THE Congress of South African Trade Unions (Cosatu) has come out in support of the amendment of the Employment Equity Act.
Speaking during the virtual public hearing, Cosatu parliamentary counsellor Matthew Parks said the bill before Parliament was correct, rational and was in line with the Constitution.
“It is long overdue. We support this bill and welcome this bill,” Parks said.
He also said the labour federation did not have any problems with any of the bill’s provisions.
“We believe it is a critical amendment bill that will strengthen the government to achieve the progressive targets of the Employment Equity Act.”
The will empower Minister of Employment and Labour Minister Thulas Nxesi to issue compliance certificates to companies that meet the requirements of the Employment Equity Act.
It intends to empower the minister to determine sectoral numerical targets for the purposes of ensuring equitable targets of suitably qualified people from designated groups at all occupational levels in the workplace.
The bill also seeks to provide for the issuing of certificates by the minister confirming an employer's compliance in relation to the conclusion of state contracts.
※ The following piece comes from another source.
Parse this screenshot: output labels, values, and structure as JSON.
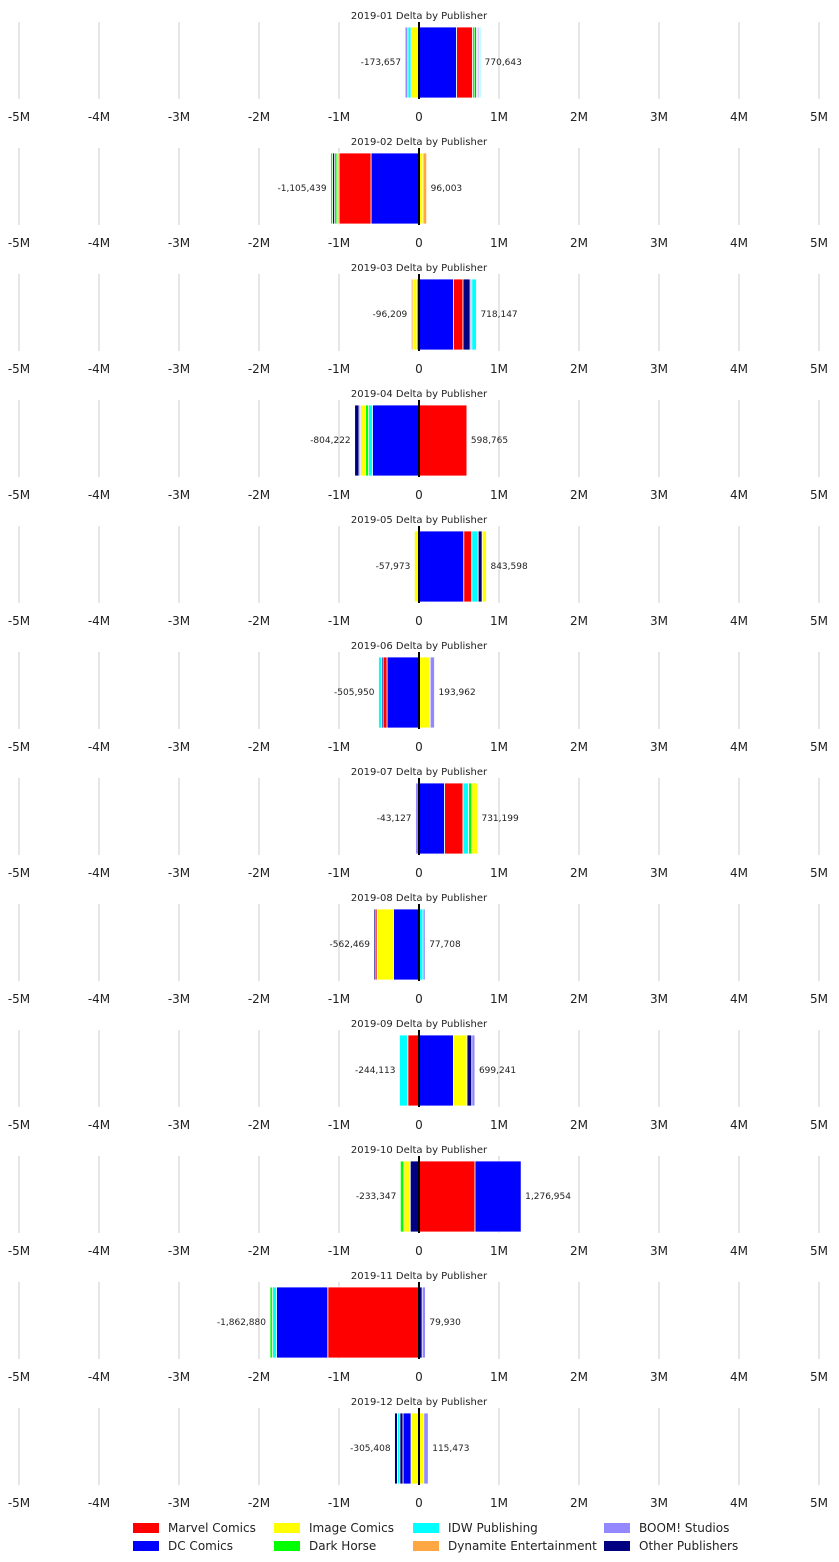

It does away with a clause that classified employers with fewer than 50 employees as designated employers upon meeting a specified turnover threshold.
In terms of the bill Nxesi may by notice in the government gazette identify national economic sectors, and also empower labour inspectors to obtain written undertaking from an employer to prepare an employment equity plan.
Parks said South Africa has a very painful legacy of colonialism and apartheid that spanned over four centuries.
“We are known as the most unequal in the world. The Employment Equity report shows that most companies are far behind to address the legacy of apartheid.”
He also said the public sector has made significant progress in terms of employment equity while in the private sector many employers were found wanting.
Parks said failure to address the legacy of apartheid was a ticking time bomb.
“We only need to look at Zimbabwe and other countries what the consequences if you don’t address the legacy of apartheid and colonialism.
“It is better to do it now and do it in an inclusive way as opposed to simply putting blinders on and deny the realities,” he said, adding that apartheid’s legacy was still haunting the country way after the first democratic elections in 1994.